In the cottage industry of online content about the Bible, a distinction is often made between what is taught in Church and the insights of scholarship. This or that academic claims to reveal what your pastor didn’t (or didn’t want you) to know…
I am not particularly bothered by this distinction. Personally, I feel that what happens in a pulpit is naturally different to a lecture. To put it crudely, a lecture is for information; the pulpit for transformation. (I don’t go to Church to improve my Greek.)

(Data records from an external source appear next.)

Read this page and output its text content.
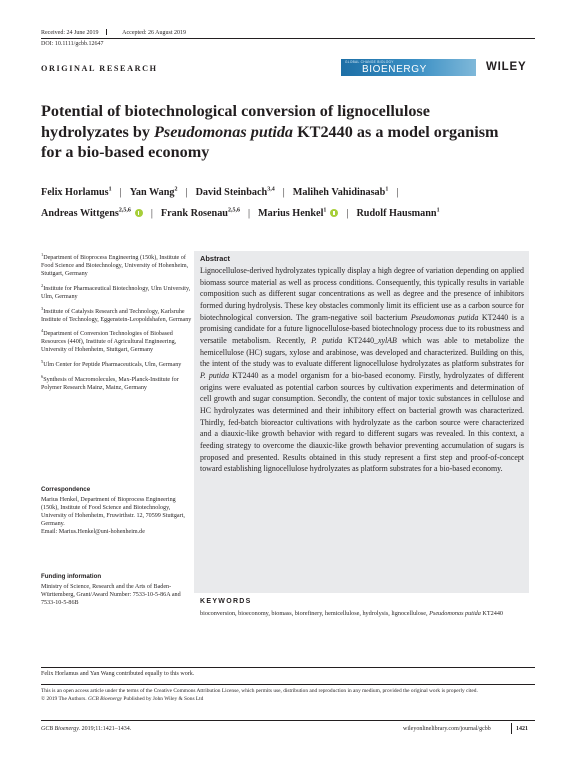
Received: 24 June 2019	Accepted: 26 August 2019
DOI: 10.1111/gcbb.12647
ORIGINAL RESEARCH
GLOBAL CHANGE BIOLOGY
BIOENERGY	WILEY
Potential of biotechnological conversion of lignocellulose hydrolyzates by Pseudomonas putida KT2440 as a model organism for a bio-based economy
Felix Horlamus$^1$ | Yan Wang$^2$ | David Steinbach$^{3,4}$ | Maliheh Vahidinasab$^1$ |
Andreas Wittgens$^{2,5,6}$ | Frank Rosenau$^{2,5,6}$ | Marius Henkel$^1$ | Rudolf Hausmann$^1$

$^1$Department of Bioprocess Engineering (150k), Institute of Food Science and Biotechnology, University of Hohenheim, Stuttgart, Germany

$^2$Institute for Pharmaceutical Biotechnology, Ulm University, Ulm, Germany

$^3$Institute of Catalysis Research and Technology, Karlsruhe Institute of Technology, Eggenstein-Leopoldshafen, Germany

$^4$Department of Conversion Technologies of Biobased Resources (440f), Institute of Agricultural Engineering, University of Hohenheim, Stuttgart, Germany

$^5$Ulm Center for Peptide Pharmaceuticals, Ulm, Germany

$^6$Synthesis of Macromolecules, Max-Planck-Institute for Polymer Research Mainz, Mainz, Germany

Correspondence

Marius Henkel, Department of Bioprocess Engineering (150k), Institute of Food Science and Biotechnology, University of Hohenheim, Fruwirthstr. 12, 70599 Stuttgart, Germany.

Email: Marius.Henkel@uni-hohenheim.de

Funding information

Ministry of Science, Research and the Arts of Baden-Württemberg, Grant/Award Number: 7533-10-5-86A and 7533-10-5-86B

Abstract
Lignocellulose-derived hydrolyzates typically display a high degree of variation depending on applied biomass source material as well as process conditions. Consequently, this typically results in variable composition such as different sugar concentrations as well as degree and the presence of inhibitors formed during hydrolysis. These key obstacles commonly limit its efficient use as a carbon source for biotechnological conversion. The gram-negative soil bacterium Pseudomonas putida KT2440 is a promising candidate for a future lignocellulose-based biotechnology process due to its robustness and versatile metabolism. Recently, P. putida KT2440_xylAB which was able to metabolize the hemicellulose (HC) sugars, xylose and arabinose, was developed and characterized. Building on this, the intent of the study was to evaluate different lignocellulose hydrolyzates as platform substrates for P. putida KT2440 as a model organism for a bio-based economy. Firstly, hydrolyzates of different origins were evaluated as potential carbon sources by cultivation experiments and determination of cell growth and sugar consumption. Secondly, the content of major toxic substances in cellulose and HC hydrolyzates was determined and their inhibitory effect on bacterial growth was characterized. Thirdly, fed-batch bioreactor cultivations with hydrolyzate as the carbon source were characterized and a diauxic-like growth behavior with regard to different sugars was revealed. In this context, a feeding strategy to overcome the diauxic-like growth behavior preventing accumulation of sugars is proposed and presented. Results obtained in this study represent a first step and proof-of-concept toward establishing lignocellulose hydrolyzates as platform substrates for a bio-based economy.
KEYWORDS
bioconversion, bioeconomy, biomass, biorefinery, hemicellulose, hydrolysis, lignocellulose, Pseudomonas putida KT2440
Felix Horlamus and Yan Wang contributed equally to this work.
This is an open access article under the terms of the Creative Commons Attribution License, which permits use, distribution and reproduction in any medium, provided the original work is properly cited.
© 2019 The Authors. GCB Bioenergy Published by John Wiley & Sons Ltd
GCB Bioenergy. 2019;11:1421–1434.	wileyonlinelibrary.com/journal/gcbb	1421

Given that the priest and the lecturer are attempting to do different things, however, it can be easy for Churchgoers to pick up ideas about the Gospels which are not well-informed by biblical scholarship – or, at least, not by mainstream ideas. This is especially the case in settings where academic theology is perceived as a threat.

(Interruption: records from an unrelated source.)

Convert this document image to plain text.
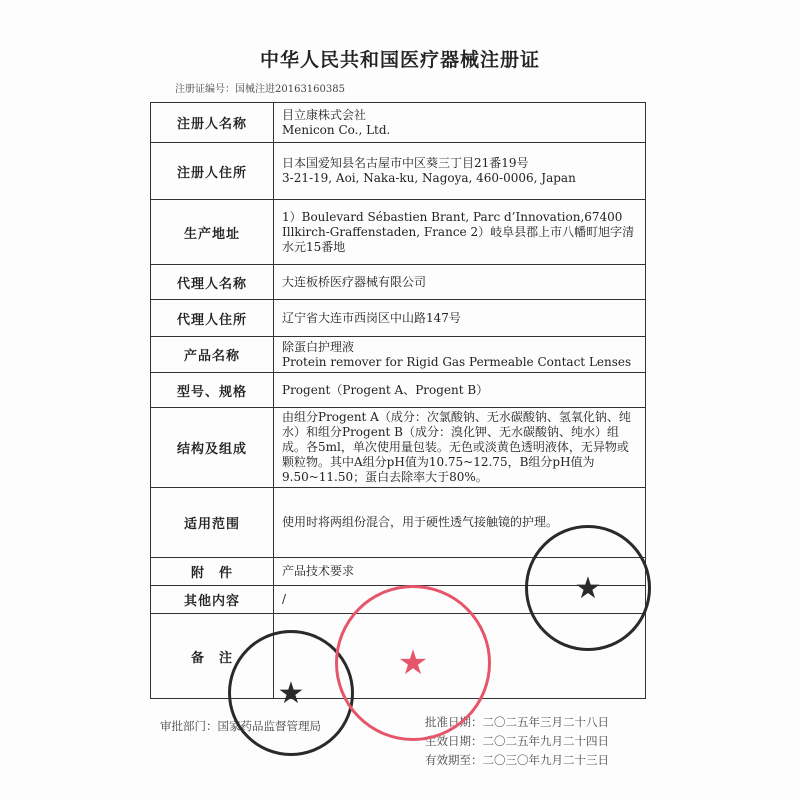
中华人民共和国医疗器械注册证
注册证编号：国械注进20163160385
注册人名称	目立康株式会社
Menicon Co., Ltd.
注册人住所	日本国爱知县名古屋市中区葵三丁目21番19号
3-21-19, Aoi, Naka-ku, Nagoya, 460-0006, Japan
生产地址	1）Boulevard Sébastien Brant, Parc d’Innovation,67400 Illkirch-Graffenstaden, France 2）岐阜县郡上市八幡町旭字清水元15番地
代理人名称	大连板桥医疗器械有限公司
代理人住所	辽宁省大连市西岗区中山路147号
产品名称	除蛋白护理液
Protein remover for Rigid Gas Permeable Contact Lenses
型号、规格	Progent（Progent A、Progent B）
结构及组成	由组分Progent A（成分：次氯酸钠、无水碳酸钠、氢氧化钠、纯水）和组分Progent B（成分：溴化钾、无水碳酸钠、纯水）组成。各5ml，单次使用量包装。无色或淡黄色透明液体，无异物或颗粒物。其中A组分pH值为10.75~12.75，B组分pH值为9.50~11.50；蛋白去除率大于80%。
适用范围	使用时将两组份混合，用于硬性透气接触镜的护理。
附　件	产品技术要求
其他内容	/
备　注	
审批部门：国家药品监督管理局	批准日期：二〇二五年三月二十八日
生效日期：二〇二五年九月二十四日
有效期至：二〇三〇年九月二十三日
★
★
★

In a brief attempt to restore the balance, then, I look here at five ‘facts’ which may surprise the average Church-goer. They present a challenge to popular ideas we have about the Gospels – some of which we have inherited from the ancient Church. But they are facts which I believe will ultimately help us to read the Gospels better.

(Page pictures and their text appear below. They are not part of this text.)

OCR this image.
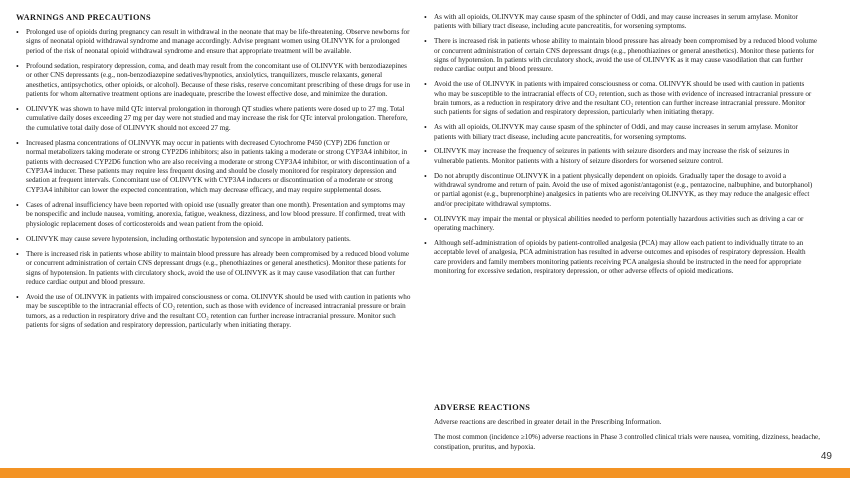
WARNINGS AND PRECAUTIONS
• Prolonged use of opioids during pregnancy can result in withdrawal in the neonate that may be life-threatening. Observe newborns for signs of neonatal opioid withdrawal syndrome and manage accordingly. Advise pregnant women using OLINVYK for a prolonged period of the risk of neonatal opioid withdrawal syndrome and ensure that appropriate treatment will be available.
• Profound sedation, respiratory depression, coma, and death may result from the concomitant use of OLINVYK with benzodiazepines or other CNS depressants (e.g., non-benzodiazepine sedatives/hypnotics, anxiolytics, tranquilizers, muscle relaxants, general anesthetics, antipsychotics, other opioids, or alcohol). Because of these risks, reserve concomitant prescribing of these drugs for use in patients for whom alternative treatment options are inadequate, prescribe the lowest effective dose, and minimize the duration.
• OLINVYK was shown to have mild QTc interval prolongation in thorough QT studies where patients were dosed up to 27 mg. Total cumulative daily doses exceeding 27 mg per day were not studied and may increase the risk for QTc interval prolongation. Therefore, the cumulative total daily dose of OLINVYK should not exceed 27 mg.
• Increased plasma concentrations of OLINVYK may occur in patients with decreased Cytochrome P450 (CYP) 2D6 function or normal metabolizers taking moderate or strong CYP2D6 inhibitors; also in patients taking a moderate or strong CYP3A4 inhibitor, in patients with decreased CYP2D6 function who are also receiving a moderate or strong CYP3A4 inhibitor, or with discontinuation of a CYP3A4 inducer. These patients may require less frequent dosing and should be closely monitored for respiratory depression and sedation at frequent intervals. Concomitant use of OLINVYK with CYP3A4 inducers or discontinuation of a moderate or strong CYP3A4 inhibitor can lower the expected concentration, which may decrease efficacy, and may require supplemental doses.
• Cases of adrenal insufficiency have been reported with opioid use (usually greater than one month). Presentation and symptoms may be nonspecific and include nausea, vomiting, anorexia, fatigue, weakness, dizziness, and low blood pressure. If confirmed, treat with physiologic replacement doses of corticosteroids and wean patient from the opioid.
• OLINVYK may cause severe hypotension, including orthostatic hypotension and syncope in ambulatory patients.
• There is increased risk in patients whose ability to maintain blood pressure has already been compromised by a reduced blood volume or concurrent administration of certain CNS depressant drugs (e.g., phenothiazines or general anesthetics). Monitor these patients for signs of hypotension. In patients with circulatory shock, avoid the use of OLINVYK as it may cause vasodilation that can further reduce cardiac output and blood pressure.
• Avoid the use of OLINVYK in patients with impaired consciousness or coma. OLINVYK should be used with caution in patients who may be susceptible to the intracranial effects of CO₂ retention, such as those with evidence of increased intracranial pressure or brain tumors, as a reduction in respiratory drive and the resultant CO₂ retention can further increase intracranial pressure. Monitor such patients for signs of sedation and respiratory depression, particularly when initiating therapy.
• As with all opioids, OLINVYK may cause spasm of the sphincter of Oddi, and may cause increases in serum amylase. Monitor patients with biliary tract disease, including acute pancreatitis, for worsening symptoms.
• There is increased risk in patients whose ability to maintain blood pressure has already been compromised by a reduced blood volume or concurrent administration of certain CNS depressant drugs (e.g., phenothiazines or general anesthetics). Monitor these patients for signs of hypotension. In patients with circulatory shock, avoid the use of OLINVYK as it may cause vasodilation that can further reduce cardiac output and blood pressure.
• Avoid the use of OLINVYK in patients with impaired consciousness or coma. OLINVYK should be used with caution in patients who may be susceptible to the intracranial effects of CO₂ retention, such as those with evidence of increased intracranial pressure or brain tumors, as a reduction in respiratory drive and the resultant CO₂ retention can further increase intracranial pressure. Monitor such patients for signs of sedation and respiratory depression, particularly when initiating therapy.
• As with all opioids, OLINVYK may cause spasm of the sphincter of Oddi, and may cause increases in serum amylase. Monitor patients with biliary tract disease, including acute pancreatitis, for worsening symptoms.
• OLINVYK may increase the frequency of seizures in patients with seizure disorders and may increase the risk of seizures in vulnerable patients. Monitor patients with a history of seizure disorders for worsened seizure control.
• Do not abruptly discontinue OLINVYK in a patient physically dependent on opioids. Gradually taper the dosage to avoid a withdrawal syndrome and return of pain. Avoid the use of mixed agonist/antagonist (e.g., pentazocine, nalbuphine, and butorphanol) or partial agonist (e.g., buprenorphine) analgesics in patients who are receiving OLINVYK, as they may reduce the analgesic effect and/or precipitate withdrawal symptoms.
• OLINVYK may impair the mental or physical abilities needed to perform potentially hazardous activities such as driving a car or operating machinery.
• Although self-administration of opioids by patient-controlled analgesia (PCA) may allow each patient to individually titrate to an acceptable level of analgesia, PCA administration has resulted in adverse outcomes and episodes of respiratory depression. Health care providers and family members monitoring patients receiving PCA analgesia should be instructed in the need for appropriate monitoring for excessive sedation, respiratory depression, or other adverse effects of opioid medications.
ADVERSE REACTIONS

Adverse reactions are described in greater detail in the Prescribing Information.

The most common (incidence ≥10%) adverse reactions in Phase 3 controlled clinical trials were nausea, vomiting, dizziness, headache, constipation, pruritus, and hypoxia.

49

It is important to note, moreover, that these facts are held by scholars from across the theological spectrum. So, while they are not often heard from the pulpit, scholars do not find them to be the theological cause for concern some understand them to be. They may be consigned currently to the ivory tower, but they need not stay there.
1. The Gospels are Anonymous
The first fact is perhaps the most surprising, namely that the titles of the Gospels - ‘The Gospel according to X’ - were almost certainly not original to the Gospels.
The reason for this is simple. It is not until the late second century that we have clear evidence that the Gospels were called by their current titles. Prior to this time, the Gospels appear to have circulated anonymously. Christians were quoting from these books, but not by the names we know them with today.